Final

62 3 0
                                    

selammmmmm
evet final.

inanır mısınız bilmiyorum ama bir gecede bitiriyorum. Elimde bir sürü kullanmak istediğim fotoğraf kaldı... Ve ben bu kez bu aşkı size geçirebildim mi bilmiyorum. Aşk yazamayan biri olarak ilk kez bu kadar çok sevgi dolu bir kitap yazdım. Ay neyse bölüme geçelim bölüm sonu ağlarız shsnxjnsjzns bittiği için yani korkmayın sakın

iyi okumalaarrr...

seni unutacak ömrüm kalmadı, bir soğuk zamanın akşamında dönüp yine sana başlıyorum.
~Şükrü Erbaş


En büyük sınavımdan geçmiş miydim? Bu huzur onun ödülü müydü? Sonunda hayatımın belki de en huzurlu olduğum ilk anındaydım. Son olmayacaktı. Son olmaması için çabalayacaktım.

Ailecek ufak bir tatil yapmak istediğimizden bir sabah kalkıp kendimizi yolda bulmuştuk. Yol sabahın erken saatleri olmasına rağmen neşeli şarkılar şakalar sohbetler ve bol kahkahalarla geçmişti. Sonunda bodruma vardığımızda saat çoktan akşam onu geçmişti. Çocuk koltuğunda uyuyakalan Özün'e gülümseyerek bakıyordum.

"O bizim en büyük hediyemiz, mucizemiz Uygar. Ne hallerdeydim, yaşayamazdı ama şükürler olsun ki o bana tutundu. Ve şimdi iyi ki burada. Yanımızda."

"Sadece o değil, benim en büyük mucizem sensin. Sonra da kızımız. İyi ki sana tutundu. Çok şükür ki sen yaşıyorsun. Sen yanımızdasın." uzanıp saçlarıma bir öpücük kondurduğunda gözlerim kapanmıştı.

Çok korkmuştum, bir daha bu adamı göremeyecek olmak beni çok korkutmuştu. Ben yine ona kavuşamayacak olmama üzülüyordum, oysa o an ölüyordum. Belki de ölmüştüm. Ama tek bir isteğim vardı, bebeğimle ve sevdiğim adamla güzel uzun bir hayat sürmek. Hep mutlu olamazdık belki ama hep birlikte olsak yeterdi. Biz hallederdik. Mutsuzlukta da birlikte atlatırdık.

•••

Sabah uyandığımda Özün ortamızda bir bacağı babasının gğsünde başı ve kolu iste benim göğsümde uyuyordu.
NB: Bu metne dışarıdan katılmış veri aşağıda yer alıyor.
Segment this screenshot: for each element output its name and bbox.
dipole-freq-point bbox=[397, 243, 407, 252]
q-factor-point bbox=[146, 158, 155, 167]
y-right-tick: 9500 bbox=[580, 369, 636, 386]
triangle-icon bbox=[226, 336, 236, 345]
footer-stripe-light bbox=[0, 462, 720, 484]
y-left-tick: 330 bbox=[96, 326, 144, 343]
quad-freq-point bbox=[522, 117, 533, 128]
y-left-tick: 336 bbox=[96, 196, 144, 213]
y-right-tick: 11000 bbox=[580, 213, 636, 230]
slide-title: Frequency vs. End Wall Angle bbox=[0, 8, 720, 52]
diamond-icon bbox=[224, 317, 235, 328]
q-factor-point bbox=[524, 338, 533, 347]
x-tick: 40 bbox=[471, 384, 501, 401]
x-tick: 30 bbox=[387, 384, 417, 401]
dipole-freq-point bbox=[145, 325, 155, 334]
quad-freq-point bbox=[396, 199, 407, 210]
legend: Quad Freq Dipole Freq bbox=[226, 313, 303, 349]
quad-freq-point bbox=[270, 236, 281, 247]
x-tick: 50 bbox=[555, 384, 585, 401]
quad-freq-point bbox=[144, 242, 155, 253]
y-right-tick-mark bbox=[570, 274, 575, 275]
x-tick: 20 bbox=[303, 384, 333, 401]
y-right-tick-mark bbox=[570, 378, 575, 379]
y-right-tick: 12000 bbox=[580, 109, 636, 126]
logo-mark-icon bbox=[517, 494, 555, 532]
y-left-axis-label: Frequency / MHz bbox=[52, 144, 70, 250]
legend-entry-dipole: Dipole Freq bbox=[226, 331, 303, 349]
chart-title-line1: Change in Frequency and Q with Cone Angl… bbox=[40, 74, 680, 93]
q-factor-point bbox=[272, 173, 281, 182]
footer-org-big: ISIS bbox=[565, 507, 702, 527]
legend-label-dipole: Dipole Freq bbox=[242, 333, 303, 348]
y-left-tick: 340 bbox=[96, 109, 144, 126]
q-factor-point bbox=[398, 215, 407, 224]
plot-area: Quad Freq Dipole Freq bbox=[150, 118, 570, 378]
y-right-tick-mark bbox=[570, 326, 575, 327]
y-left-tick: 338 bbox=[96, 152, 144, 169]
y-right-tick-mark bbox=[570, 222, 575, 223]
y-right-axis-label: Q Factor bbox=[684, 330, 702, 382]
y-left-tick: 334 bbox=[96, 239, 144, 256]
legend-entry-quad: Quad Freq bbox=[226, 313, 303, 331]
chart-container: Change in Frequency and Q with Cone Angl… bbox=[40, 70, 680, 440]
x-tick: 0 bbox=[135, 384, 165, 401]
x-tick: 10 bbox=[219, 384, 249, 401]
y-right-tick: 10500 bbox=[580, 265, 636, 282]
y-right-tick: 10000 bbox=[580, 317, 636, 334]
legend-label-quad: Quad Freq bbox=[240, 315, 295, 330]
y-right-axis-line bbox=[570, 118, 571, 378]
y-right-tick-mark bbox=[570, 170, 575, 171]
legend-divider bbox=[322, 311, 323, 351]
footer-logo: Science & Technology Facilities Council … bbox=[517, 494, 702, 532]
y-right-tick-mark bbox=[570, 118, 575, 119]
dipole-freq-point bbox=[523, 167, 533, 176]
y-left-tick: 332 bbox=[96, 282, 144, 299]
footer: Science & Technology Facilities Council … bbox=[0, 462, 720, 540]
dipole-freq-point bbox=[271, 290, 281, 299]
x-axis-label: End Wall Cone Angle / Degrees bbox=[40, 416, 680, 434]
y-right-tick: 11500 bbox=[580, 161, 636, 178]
Uygar ise kolunu Özün'ün bacağının izin verdiği kadarıyla ikimize de sarmış yüzünde huzurlu bir ifadeyle uyuyordu.

Sabahları bu manzaraya şükür ederek uyanıyordum, geceleri ise yine bu manzarayla uyuyordum. İyi ki yaşıyorum diyerek.

"Günaydın sevgilim." Uygar'ın uykulu sesiyle ona gülümsedim.

"Günaydın." gözlerim dolduğunda fark etmemesi için hızlıca yataktan kalkıp banyoya ilerlediğimde Kapıyı kapatamadan göz yaşlarım yanaklarıma süzülmüştü. Mutluluktandı.

Portekiz'de geçirdiğim zamanları düşündükçe Uygar'dan nasıl ayrılmak zorunda kaldığımı düşündükçe şimdiye dönüp bakıyor ve mutluluktan ağlamaktan başka hiçbir şey yapamıyordum.

Gereksiz duygusallığım sinirlerimi bozmuştu. Ve daha çok ağlamaya başladığımda kapı tıklatıldı fakat hiç beklemeden açıldığında göz yaşlarımla olduğum yerde kalakalmıştım.

Uygar sessizce kapıyı ardından kapatıp yanıma geldi.

"Bebeğim? Ne oldu, neden ağlıyorsun?" omuzlarımı silktim. Göz yaşlarımı silip ıslak yerlere dudaklarını bastırdı.

"Çok mutluyum da ondan." Kollarımı boynuna dolayıp ona yaklaştım ve yüzünün her bir noktasına dudaklarımı değdirdim. Gözlerine yanaklarına çenesine dudaklarına alnına başına boynuna. Dudaklarımın değmediği yer kalmadığında başımı boynuna gömüp orada nefeslendim. Derin nefesler alıyor kokusunu içime çekiyordum. Bu kokudan bir daha uzak kalmak istemiyordum. Bir metre dahi uzaklaşmak istemiyordum.